Since Trump took office, no one has been more critical to propping up his fortune than Steven Roth, who is worth $1.1 billion
Image; Getty Images
It wasn’t the only windfall at the property. Many people have speculated about the sources of the president’s cash. It turns out a big pile of it came from this anonymous building. “We just wait every month and—and they sent me a cheque last year for, like, $125 million,” Trump told Forbes
in 2015, a previously unreported statement dug up for this story. “We didn’t even know what it was for.”
Rents at 1290 Avenue of the Americas have continued to increase during the past two years, even as the broader midtown market has declined. Forbes
estimates the US president’s 30 percent stake is worth $100 million more today than it was when he took office.
His partner is now focusing on the San Francisco property, which includes a 52-storey skyscraper at 555 California Street and two smaller buildings next door. In 2015, Roth told stock analysts that Vornado was busy fixing up one of the shorter buildings, 315 Montgomery Street. Roth’s firm completed the project in 2017, and rents jumped nearly 50 percent. Next up: A $46 million makeover for its neighbour at 345 Montgomery. Before Vornado was even halfway done with the work, it had already signed a 15-year deal to lease the place to co-working company Regus. Net operating income at the three-building complex is up by 19 percent during Trump’s presidency. His stake in this asset, accordingly, has spiked an estimated $130 million.

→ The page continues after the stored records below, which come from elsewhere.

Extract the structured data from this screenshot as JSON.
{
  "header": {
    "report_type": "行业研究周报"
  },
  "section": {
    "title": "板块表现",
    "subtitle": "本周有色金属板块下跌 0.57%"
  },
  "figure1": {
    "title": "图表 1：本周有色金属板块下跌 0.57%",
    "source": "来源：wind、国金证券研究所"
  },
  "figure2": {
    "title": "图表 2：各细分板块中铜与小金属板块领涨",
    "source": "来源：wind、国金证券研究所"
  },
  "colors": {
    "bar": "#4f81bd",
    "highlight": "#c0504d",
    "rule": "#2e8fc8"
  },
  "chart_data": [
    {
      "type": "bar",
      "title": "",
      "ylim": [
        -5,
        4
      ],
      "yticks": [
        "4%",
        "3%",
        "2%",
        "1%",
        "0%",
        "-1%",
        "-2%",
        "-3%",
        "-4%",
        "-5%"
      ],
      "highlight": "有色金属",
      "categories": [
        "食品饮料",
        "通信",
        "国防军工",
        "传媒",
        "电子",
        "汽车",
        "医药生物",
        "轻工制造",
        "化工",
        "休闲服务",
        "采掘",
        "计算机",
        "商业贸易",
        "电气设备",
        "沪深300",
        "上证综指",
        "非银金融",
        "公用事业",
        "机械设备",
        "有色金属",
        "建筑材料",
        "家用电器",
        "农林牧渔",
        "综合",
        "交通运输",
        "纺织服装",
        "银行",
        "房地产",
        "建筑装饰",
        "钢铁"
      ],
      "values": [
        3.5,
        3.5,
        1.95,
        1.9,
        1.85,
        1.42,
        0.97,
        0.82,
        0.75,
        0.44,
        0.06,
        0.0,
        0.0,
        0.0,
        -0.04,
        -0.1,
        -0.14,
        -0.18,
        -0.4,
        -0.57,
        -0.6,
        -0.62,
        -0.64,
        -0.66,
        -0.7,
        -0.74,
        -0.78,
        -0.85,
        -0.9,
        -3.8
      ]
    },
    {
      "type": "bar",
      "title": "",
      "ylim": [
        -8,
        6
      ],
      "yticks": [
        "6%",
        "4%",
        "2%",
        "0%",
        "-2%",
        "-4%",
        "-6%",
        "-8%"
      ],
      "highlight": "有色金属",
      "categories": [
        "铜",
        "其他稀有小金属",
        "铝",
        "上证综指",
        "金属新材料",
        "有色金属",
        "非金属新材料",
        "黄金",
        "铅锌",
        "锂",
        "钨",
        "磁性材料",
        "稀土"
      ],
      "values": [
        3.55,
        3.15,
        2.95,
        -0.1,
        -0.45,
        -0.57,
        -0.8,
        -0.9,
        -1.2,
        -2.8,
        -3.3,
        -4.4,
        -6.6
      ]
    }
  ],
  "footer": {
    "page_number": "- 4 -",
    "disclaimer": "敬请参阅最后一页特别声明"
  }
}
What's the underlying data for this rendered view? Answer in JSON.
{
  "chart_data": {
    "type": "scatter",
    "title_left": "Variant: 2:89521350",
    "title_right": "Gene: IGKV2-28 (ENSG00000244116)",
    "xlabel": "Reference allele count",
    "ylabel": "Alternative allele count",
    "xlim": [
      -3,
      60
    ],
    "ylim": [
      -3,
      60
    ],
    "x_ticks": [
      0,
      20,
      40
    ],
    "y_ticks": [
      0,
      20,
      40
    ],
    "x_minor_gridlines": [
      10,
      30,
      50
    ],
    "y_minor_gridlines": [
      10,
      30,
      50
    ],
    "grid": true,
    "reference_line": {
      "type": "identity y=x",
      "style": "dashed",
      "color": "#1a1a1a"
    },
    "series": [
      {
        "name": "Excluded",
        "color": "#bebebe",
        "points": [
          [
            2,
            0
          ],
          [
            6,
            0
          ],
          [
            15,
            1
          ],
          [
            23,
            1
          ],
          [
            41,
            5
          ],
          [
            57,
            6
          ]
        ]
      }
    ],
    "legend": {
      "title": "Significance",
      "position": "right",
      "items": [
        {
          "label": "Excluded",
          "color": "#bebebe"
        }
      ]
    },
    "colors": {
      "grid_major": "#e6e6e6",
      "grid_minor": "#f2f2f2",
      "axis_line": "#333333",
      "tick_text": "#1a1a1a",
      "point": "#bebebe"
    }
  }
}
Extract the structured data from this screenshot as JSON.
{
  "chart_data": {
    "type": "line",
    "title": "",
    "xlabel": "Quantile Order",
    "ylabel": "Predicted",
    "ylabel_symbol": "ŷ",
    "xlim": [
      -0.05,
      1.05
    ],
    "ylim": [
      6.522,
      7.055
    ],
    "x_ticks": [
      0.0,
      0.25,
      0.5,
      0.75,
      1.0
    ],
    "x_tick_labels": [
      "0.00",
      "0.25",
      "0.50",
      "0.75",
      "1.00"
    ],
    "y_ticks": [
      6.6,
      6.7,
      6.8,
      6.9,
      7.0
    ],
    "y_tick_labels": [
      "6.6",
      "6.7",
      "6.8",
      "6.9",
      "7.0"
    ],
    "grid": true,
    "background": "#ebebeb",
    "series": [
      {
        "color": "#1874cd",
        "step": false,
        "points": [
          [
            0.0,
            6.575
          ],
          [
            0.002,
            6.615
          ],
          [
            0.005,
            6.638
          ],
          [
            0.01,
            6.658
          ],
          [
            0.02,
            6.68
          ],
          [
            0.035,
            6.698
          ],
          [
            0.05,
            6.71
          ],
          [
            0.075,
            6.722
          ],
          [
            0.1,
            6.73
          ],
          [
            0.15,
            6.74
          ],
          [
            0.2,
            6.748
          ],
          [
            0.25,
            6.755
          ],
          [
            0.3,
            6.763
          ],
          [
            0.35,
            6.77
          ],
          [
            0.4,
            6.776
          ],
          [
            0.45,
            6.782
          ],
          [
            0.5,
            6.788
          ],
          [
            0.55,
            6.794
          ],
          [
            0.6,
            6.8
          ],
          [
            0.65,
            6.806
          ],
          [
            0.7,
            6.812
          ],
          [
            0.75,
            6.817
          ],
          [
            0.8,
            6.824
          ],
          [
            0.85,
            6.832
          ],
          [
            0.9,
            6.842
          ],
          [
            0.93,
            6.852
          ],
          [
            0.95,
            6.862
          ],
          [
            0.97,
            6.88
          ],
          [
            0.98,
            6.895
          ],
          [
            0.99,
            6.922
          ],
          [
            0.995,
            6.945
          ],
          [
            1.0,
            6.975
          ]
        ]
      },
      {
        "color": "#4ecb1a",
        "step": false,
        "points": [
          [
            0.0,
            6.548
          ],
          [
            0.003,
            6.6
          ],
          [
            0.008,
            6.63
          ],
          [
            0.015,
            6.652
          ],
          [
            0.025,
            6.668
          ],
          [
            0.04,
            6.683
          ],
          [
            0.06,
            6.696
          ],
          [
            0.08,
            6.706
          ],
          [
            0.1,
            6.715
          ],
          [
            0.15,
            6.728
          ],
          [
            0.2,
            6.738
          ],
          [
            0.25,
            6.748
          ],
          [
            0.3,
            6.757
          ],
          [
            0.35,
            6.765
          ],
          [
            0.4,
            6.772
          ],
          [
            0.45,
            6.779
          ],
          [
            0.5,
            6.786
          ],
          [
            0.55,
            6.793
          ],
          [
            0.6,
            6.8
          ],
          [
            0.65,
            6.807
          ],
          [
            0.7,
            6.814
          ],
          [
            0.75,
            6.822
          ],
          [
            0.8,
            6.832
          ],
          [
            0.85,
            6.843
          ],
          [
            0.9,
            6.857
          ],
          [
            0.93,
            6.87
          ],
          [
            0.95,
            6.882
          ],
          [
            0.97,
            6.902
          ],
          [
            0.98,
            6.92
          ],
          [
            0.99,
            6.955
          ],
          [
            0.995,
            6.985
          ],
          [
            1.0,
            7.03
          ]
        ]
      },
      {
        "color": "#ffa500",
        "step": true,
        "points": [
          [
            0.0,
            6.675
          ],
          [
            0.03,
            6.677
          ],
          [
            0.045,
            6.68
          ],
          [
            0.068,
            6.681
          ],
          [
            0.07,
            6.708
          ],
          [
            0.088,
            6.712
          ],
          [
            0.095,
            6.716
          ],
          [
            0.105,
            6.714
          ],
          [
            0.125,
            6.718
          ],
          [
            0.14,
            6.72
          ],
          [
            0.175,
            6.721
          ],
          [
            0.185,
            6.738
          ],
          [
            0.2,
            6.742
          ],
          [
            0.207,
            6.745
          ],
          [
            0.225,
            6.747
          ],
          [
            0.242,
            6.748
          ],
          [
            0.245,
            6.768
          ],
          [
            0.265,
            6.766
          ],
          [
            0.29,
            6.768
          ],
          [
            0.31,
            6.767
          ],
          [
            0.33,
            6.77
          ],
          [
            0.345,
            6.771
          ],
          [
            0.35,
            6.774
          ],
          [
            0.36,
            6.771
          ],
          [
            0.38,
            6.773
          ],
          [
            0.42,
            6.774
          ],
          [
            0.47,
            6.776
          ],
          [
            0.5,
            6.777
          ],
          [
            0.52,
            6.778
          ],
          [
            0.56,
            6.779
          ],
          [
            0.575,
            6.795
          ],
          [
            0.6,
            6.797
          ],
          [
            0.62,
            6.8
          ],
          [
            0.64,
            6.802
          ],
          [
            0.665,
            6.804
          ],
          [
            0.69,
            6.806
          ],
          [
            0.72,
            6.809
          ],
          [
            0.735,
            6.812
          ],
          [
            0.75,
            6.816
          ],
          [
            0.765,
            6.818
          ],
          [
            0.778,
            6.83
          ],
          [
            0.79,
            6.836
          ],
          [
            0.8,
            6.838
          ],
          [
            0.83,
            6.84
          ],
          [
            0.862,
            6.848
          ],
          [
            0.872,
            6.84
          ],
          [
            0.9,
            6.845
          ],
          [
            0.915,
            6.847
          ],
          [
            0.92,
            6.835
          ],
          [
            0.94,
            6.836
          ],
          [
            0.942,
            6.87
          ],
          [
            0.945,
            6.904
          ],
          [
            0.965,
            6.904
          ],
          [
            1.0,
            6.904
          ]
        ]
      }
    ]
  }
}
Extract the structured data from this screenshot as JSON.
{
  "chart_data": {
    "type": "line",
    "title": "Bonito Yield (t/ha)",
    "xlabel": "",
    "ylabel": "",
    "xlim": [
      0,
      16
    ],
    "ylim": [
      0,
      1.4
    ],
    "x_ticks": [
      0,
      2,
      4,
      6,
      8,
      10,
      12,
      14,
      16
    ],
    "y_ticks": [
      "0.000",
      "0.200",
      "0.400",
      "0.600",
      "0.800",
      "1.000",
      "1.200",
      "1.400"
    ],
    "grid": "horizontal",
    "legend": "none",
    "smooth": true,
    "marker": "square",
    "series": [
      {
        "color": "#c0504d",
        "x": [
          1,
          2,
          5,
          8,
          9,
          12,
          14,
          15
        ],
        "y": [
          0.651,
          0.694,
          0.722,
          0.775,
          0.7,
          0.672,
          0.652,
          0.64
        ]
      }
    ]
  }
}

In typical Roth fashion, he declined to comment. But all this success put him in a celebratory mood. Last November he hosted a blowout party at the San Francisco property to show off the renovations. Local restaurants laid out hors d’oeuvres, and wine flowed freely. More than 100 people showed up, including real estate brokers, analysts—and Jerry Seinfeld, who cracked jokes onstage for an hour. “It felt like a corporate event before the last recession,” says John Kim, a Wall Street analyst who attended. “Everything was first class.”
The person who had the most to celebrate, however, wasn’t at the party. President Donald Trump’s 30% stake makes him the biggest individual beneficiary of all the success. Even though he had pretty much nothing to do with it.